Von außen betrachtet wirkt der heutige Tag völlig unspektakulär. Draußen nieselt es, im Wartezimmer der Praxis sitzt nur ein einziger Herr mit seiner Katze, und Marcs Mutter sortiert am Tresen einen Papierstapel von links nach rechts. Sie kommt nun jeden Tag, um Marc zu helfen, und was auch immer Carolin befürchtet hatte – bisher ist noch nichts Schlimmes passiert. Im Gegenteil, meist kocht Oma Wagner nach Ende der Sprechstunde noch etwas Schönes für die ganze Familie und denkt dabei auch an mich. Wenn ich also mit Carolin aus der Werkstatt komme, freue ich mich schon richtig auf das Abendessen.
Heute allerdings bin ich gleich zu Hause geblieben, denn in Wirklichkeit ist dieser Tag doch spektakulär: Ich werde mit Marc Schloss Eschersbach besuchen! Offenbar soll an einem der nächsten Wochenenden die Ponyüberraschungsparty für Luisa steigen. Jedenfalls wenn alles so klappt, wie Carolin sich das vorstellt. Es wird also höchste Zeit, dass Marc sein Versprechen einlöst und den alten von Eschersbach endlich nach seinen Pferden fragt.
Jetzt nur noch der Typ mit der Katze – dann kann es losgehen. Marc schaut aus dem Behandlungszimmer.
»So, Herr Weiler, dann lassen Sie uns mal nachsehen, was Lucy haben könnte. Kommen Sie bitte?«
Und zwar ein bisschen dalli, möchte ich hinzufügen, wenn ich mir ansehe, mit welchem Schneckentempo dieser Herr Weiler in Marcs Richtung schleicht. Wir haben schließlich noch etwas Besseres vor!
Ich lege mich vor die Tür des Behandlungszimmers. Nicht, dass sich hier noch irgendein Notfall reinmogelt. Nach der Katze ist Schluss, basta!

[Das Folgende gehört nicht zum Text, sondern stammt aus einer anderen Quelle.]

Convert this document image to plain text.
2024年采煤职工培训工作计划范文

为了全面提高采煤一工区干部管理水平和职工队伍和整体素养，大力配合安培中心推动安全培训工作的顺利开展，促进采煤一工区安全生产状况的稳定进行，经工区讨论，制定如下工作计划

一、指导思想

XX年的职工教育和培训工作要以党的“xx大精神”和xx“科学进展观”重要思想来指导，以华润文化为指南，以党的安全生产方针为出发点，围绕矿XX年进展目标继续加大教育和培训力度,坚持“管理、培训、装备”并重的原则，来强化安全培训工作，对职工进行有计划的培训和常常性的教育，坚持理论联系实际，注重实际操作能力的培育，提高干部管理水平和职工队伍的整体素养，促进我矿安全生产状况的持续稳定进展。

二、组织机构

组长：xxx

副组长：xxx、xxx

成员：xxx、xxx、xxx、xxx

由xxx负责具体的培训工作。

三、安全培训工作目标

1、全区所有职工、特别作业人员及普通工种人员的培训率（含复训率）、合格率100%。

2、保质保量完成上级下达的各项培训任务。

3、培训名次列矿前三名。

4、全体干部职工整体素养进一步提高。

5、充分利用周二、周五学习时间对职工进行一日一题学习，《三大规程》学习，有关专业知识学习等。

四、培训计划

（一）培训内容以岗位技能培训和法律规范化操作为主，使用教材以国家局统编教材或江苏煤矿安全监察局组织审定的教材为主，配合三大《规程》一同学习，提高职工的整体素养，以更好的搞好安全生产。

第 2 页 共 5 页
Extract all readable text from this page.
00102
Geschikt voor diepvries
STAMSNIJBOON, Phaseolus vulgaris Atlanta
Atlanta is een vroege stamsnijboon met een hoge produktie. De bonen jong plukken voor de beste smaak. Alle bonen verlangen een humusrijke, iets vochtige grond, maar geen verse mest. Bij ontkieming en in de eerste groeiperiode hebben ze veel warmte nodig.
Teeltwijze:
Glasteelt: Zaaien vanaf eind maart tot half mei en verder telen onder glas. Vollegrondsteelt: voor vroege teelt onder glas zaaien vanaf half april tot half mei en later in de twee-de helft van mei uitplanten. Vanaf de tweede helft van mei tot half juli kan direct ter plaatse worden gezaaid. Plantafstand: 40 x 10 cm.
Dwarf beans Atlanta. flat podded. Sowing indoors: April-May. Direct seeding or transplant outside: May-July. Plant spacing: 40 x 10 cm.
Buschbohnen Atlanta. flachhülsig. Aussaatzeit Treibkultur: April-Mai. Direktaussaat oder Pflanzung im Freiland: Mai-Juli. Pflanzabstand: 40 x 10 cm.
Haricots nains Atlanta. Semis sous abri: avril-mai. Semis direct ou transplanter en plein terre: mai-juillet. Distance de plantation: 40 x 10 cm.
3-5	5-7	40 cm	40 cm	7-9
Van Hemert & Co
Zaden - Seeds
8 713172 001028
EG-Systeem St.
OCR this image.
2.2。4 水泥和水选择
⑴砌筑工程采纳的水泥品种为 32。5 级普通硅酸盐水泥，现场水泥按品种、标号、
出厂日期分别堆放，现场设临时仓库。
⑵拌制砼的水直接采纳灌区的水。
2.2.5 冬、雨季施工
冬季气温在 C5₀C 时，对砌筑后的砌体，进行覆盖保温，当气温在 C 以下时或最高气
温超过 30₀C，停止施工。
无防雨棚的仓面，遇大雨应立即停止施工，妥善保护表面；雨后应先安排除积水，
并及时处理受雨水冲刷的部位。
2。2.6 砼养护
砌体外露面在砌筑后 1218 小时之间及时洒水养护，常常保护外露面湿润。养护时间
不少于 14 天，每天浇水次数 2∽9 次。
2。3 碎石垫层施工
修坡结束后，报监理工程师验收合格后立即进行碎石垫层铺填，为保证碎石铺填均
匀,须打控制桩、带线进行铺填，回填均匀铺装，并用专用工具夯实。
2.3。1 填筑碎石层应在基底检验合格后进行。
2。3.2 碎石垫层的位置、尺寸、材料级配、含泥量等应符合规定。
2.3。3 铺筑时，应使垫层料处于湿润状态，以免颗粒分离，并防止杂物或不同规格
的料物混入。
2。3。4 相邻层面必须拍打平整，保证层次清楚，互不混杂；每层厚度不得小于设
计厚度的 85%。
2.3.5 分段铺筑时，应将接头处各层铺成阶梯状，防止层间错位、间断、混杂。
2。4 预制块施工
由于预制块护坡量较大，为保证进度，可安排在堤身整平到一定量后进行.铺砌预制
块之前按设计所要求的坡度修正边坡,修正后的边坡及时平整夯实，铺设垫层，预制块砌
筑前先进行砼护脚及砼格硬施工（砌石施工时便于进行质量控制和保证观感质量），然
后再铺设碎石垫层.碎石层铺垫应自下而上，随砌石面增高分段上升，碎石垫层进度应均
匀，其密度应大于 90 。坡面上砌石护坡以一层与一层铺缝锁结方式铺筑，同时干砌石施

»Na, Herkules, brauchst du auch einen Arzt?« Marcs Mutter hockt sich neben mich und krault mich unter dem Kinn. »Oder willst du noch ein kleines Fresschen, bevor ihr losfahrt?«
»Mutter, hör bitte auf, den Hund zu mästen. Der braucht weder drei Mahlzeiten am Tag noch zwei Kilo mehr auf den Rippen. Und dann bring mir doch bitte mal die Patientenakte von Lucy Weiler, hier liegt leider die falsche.« Marc steckt den Kopf durch die Tür des Behandlungszimmers.